4KPro is a benchmark that not only contains 4K-resolution images, but also strictly requires 4K-resolution perception.
Previous vision models (e.g., CLIP, SigLIP) are all pre-trained at low resolution such as 384x384. However, in real-world applications, we often need to process high-resolution images such as 4K resolution. Below shows an example where 4K resolution is required to recognize the stop sign while driving.
Although previous methods such as S2 and AnyRes can process high-res images without high-res pre-training, we find that pre-training on high-res images improves the performance because it can utilize the large-scale pre-training data to learn high-quality high-res features. Below we can see that PS3, pre-trained at 4K resolution, clearly improves over baselines like S2 and AnyRes.
Previous vision pre-training like CLIP and SigLIP can't scale to high resolution because it's too expensive. The vision model needs to encode the whole image which is at least quadratic in compute. However, for high-res images, you usually don't need to look at the whole image. For example, in the figure above, you only need to look at the stop sign to answer that question. This means, instead of doing contrastive learning on the whole image, it's enough to contrast between local regions and local captions. In this way, the model can still learn detailed representations of high-res images but with nearly no extra cost.
The key to PS3's success is the ability to selectively process high-res regions based on any text prompt. This is achieved by a top-down (i.e., prompt-aware) selection mechanism that allows the model to focus on the most relevant regions for any given text prompt and encode both the low-res global image and the high-res local region.
We build VILA-HD, a high-res MLLM with PS3 as the vision encoder that can efficeintly process up to 4K x 4K resolution.
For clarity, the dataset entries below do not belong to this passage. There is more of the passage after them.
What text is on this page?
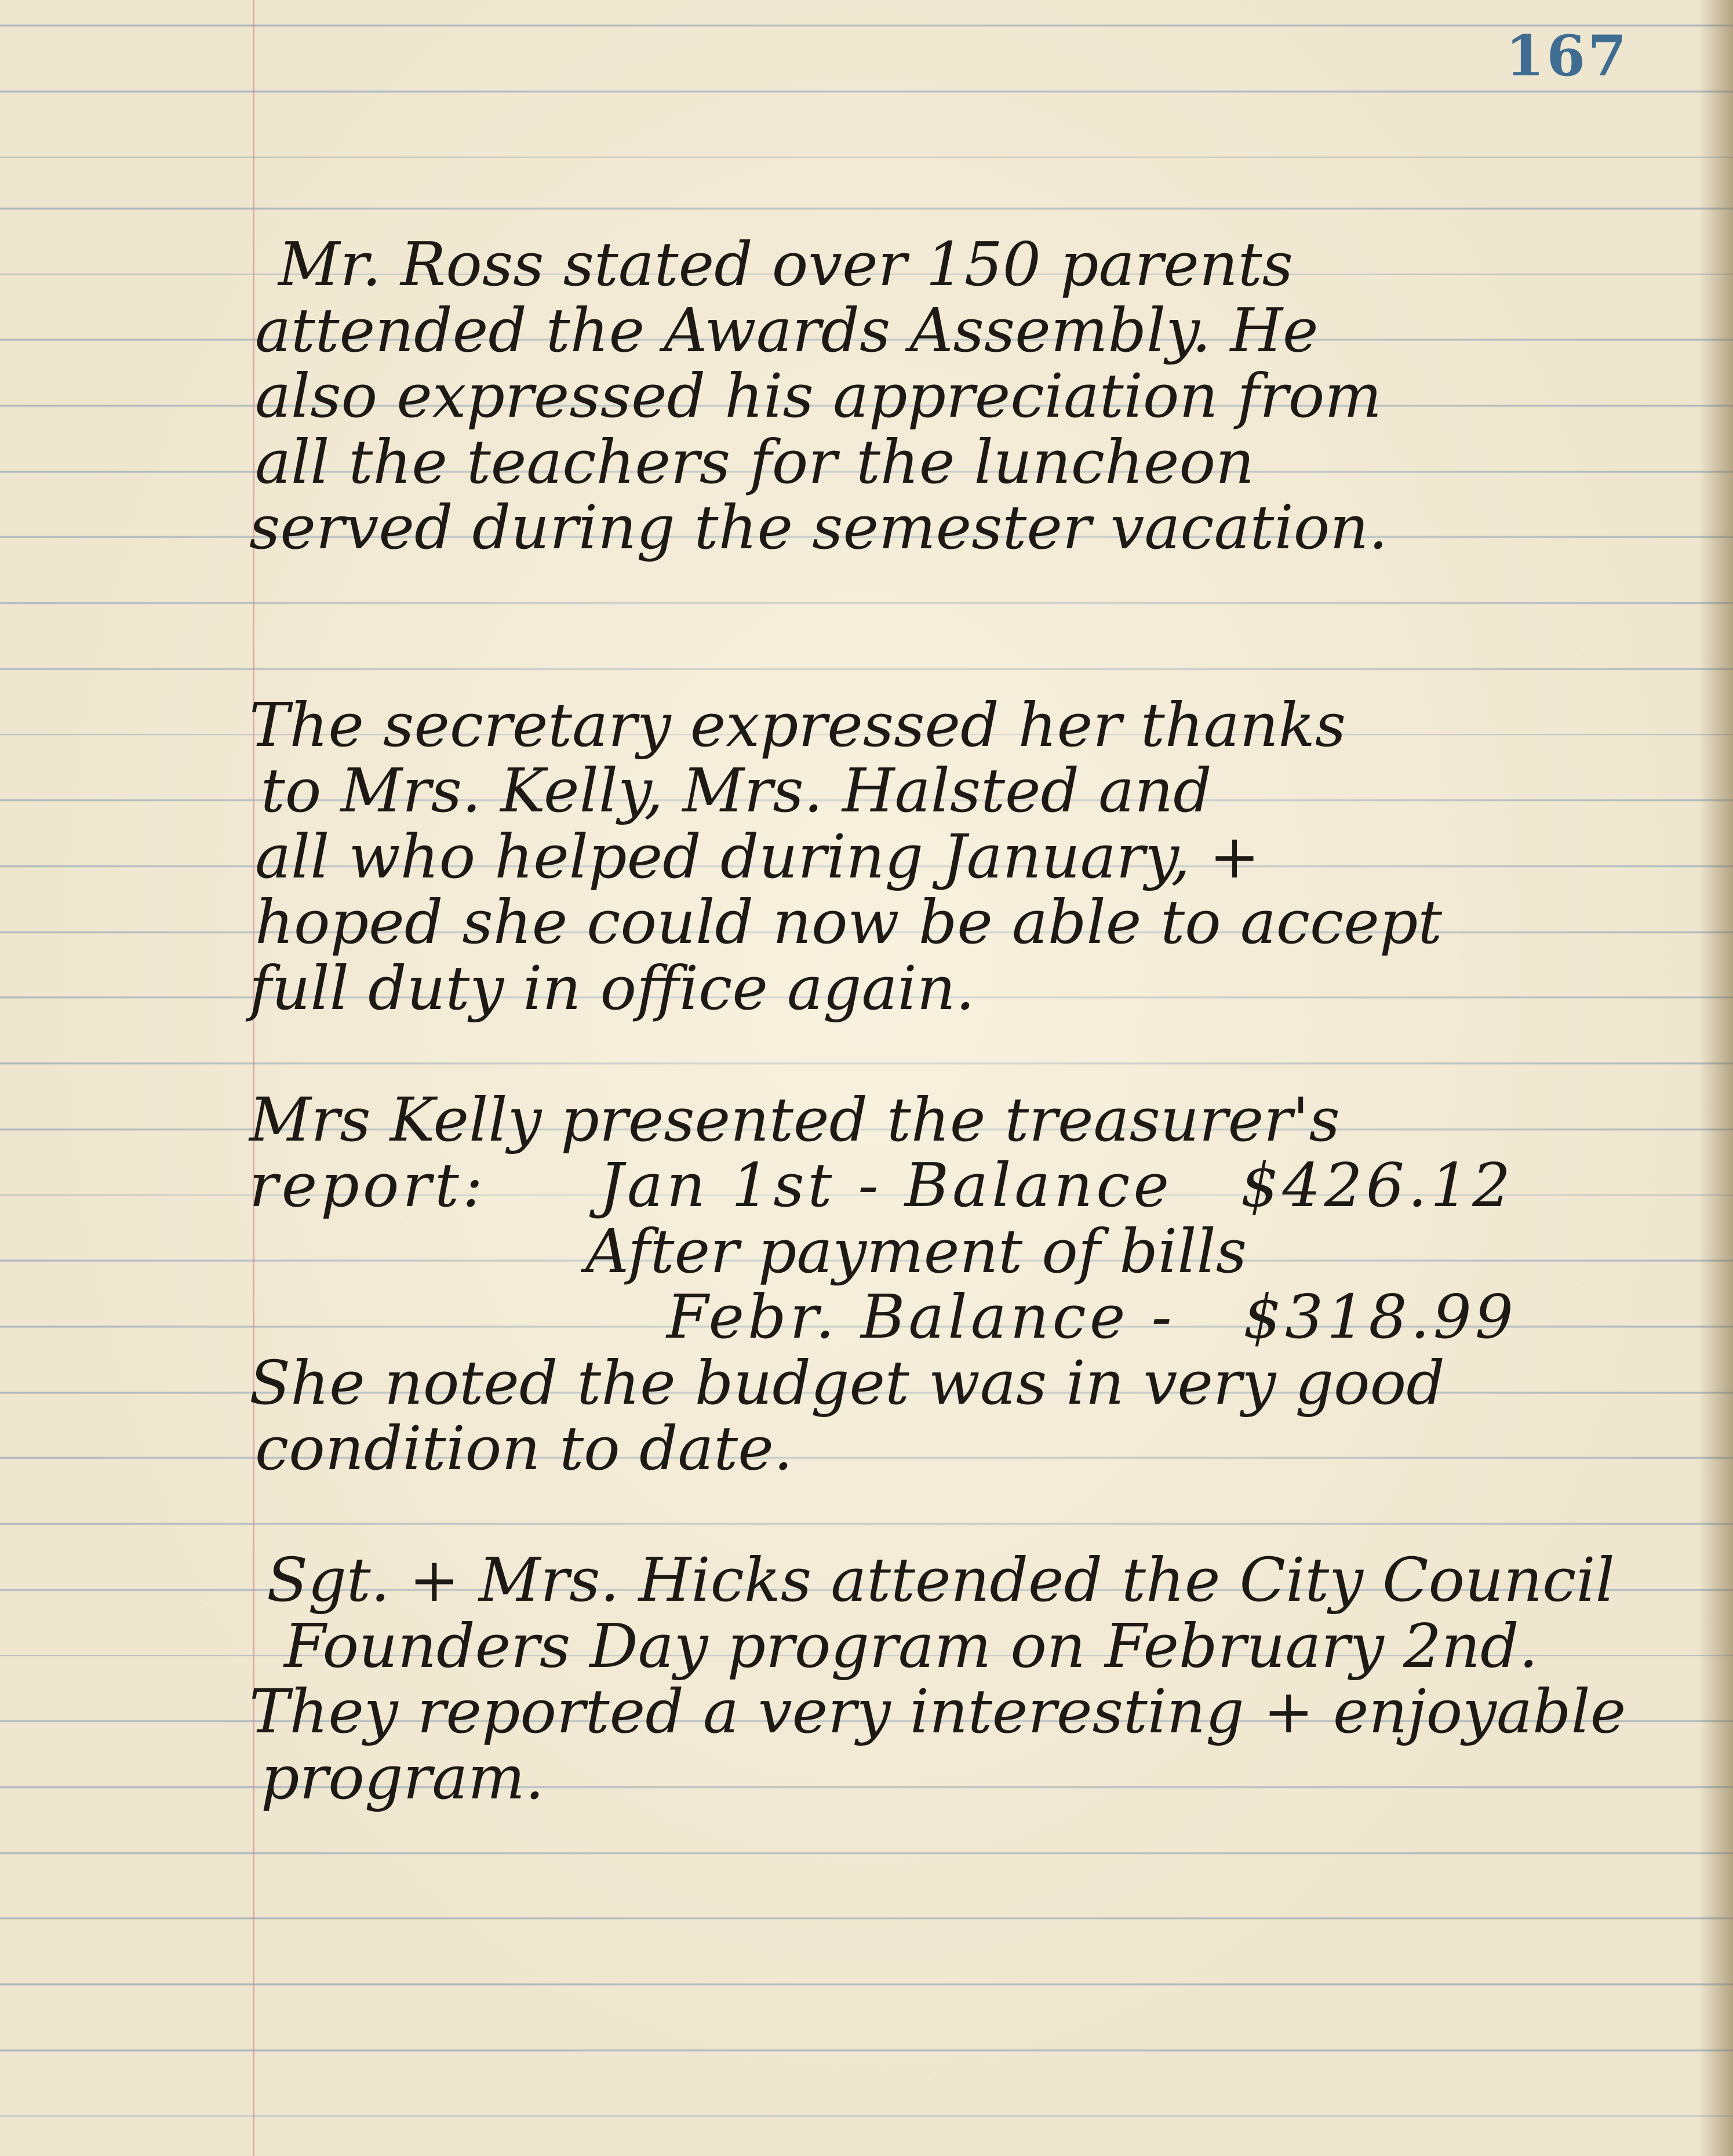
167
Mr. Ross stated over 150 parents
attended the Awards Assembly. He
also expressed his appreciation from
all the teachers for the luncheon
served during the semester vacation.
The secretary expressed her thanks
to Mrs. Kelly, Mrs. Halsted and
all who helped during January, +
hoped she could now be able to accept
full duty in office again.
Mrs Kelly presented the treasurer's
report:     Jan 1st - Balance   $426.12
After payment of bills
Febr. Balance -   $318.99
She noted the budget was in very good
condition to date.
Sgt. + Mrs. Hicks attended the City Council
Founders Day program on February 2nd.
They reported a very interesting + enjoyable
program.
VILA-HD efficiently processes high-res images by first taking the low-res features from PS3 and text tokens and then selectively processing the high-res regions that are relevant to the text prompt using PS3. One can flexibly decide how many high-res patches to process in VILA-HD based on the compute budget.
VILA-HD with PS3 shows intriguing scaling properties. (a) When scaling up the resolution and selecting all the patches for each resolution, VILA-HD with PS3 shows better scaling curve than baselines without high-res pre-training. (b) VILA-HD with PS3 can scale up resolution and improve performance without extra training and inference cost by selecting a constant number of patches. (c, d) VILA-HD with PS3 can scale up training or test-time compute by selecting more patches in trade of better performance.
Compared to state-of-the-art MLLMs such as NVILA and Qwen2-VL, VILA-HD achieves competitive performance across all the benchmarks including Chart, Doc, OCR, and natural image understanding, and sets new SOTA result on benchmarks that require high-res perception such as V*Bench.
VILA-HD also achieves best efficiency compared to previous token pruning approaches, thanks to the top-down patch selection mechanism of PS3. Specifically, when selecting the same number of tokens, PS3 significantly improves ViT efficiency while achieving better performance. PS3 is also the only approach that's able to process 4K resolution.
Although previous image QA benchmarks consist of up to 4k resolution images, the questions in those benchmarks do not really need 4k resolution perception to answer. Specifically, we manually check the minimum recognizable resolution (MRR), i.e., the minimum resolution required to answer the question, of each question in the benchmarks. We find that most questions can be answered with no more than 1K resolution.
To this end, we propose 4KPro, a new benchmark that strictly requires 4K-Resolution Perception. 4KPro consists of 4K-resolution QA tasks in four professional domains, including autonomous driving, household, gaming, and UI understanding.
VILA-HD with PS3 show better scaling curves than baselines without high-res pre-training. VILA-HD also achieves SOTA performance and better efficiency than previous MLLMs including Qwen2-VL.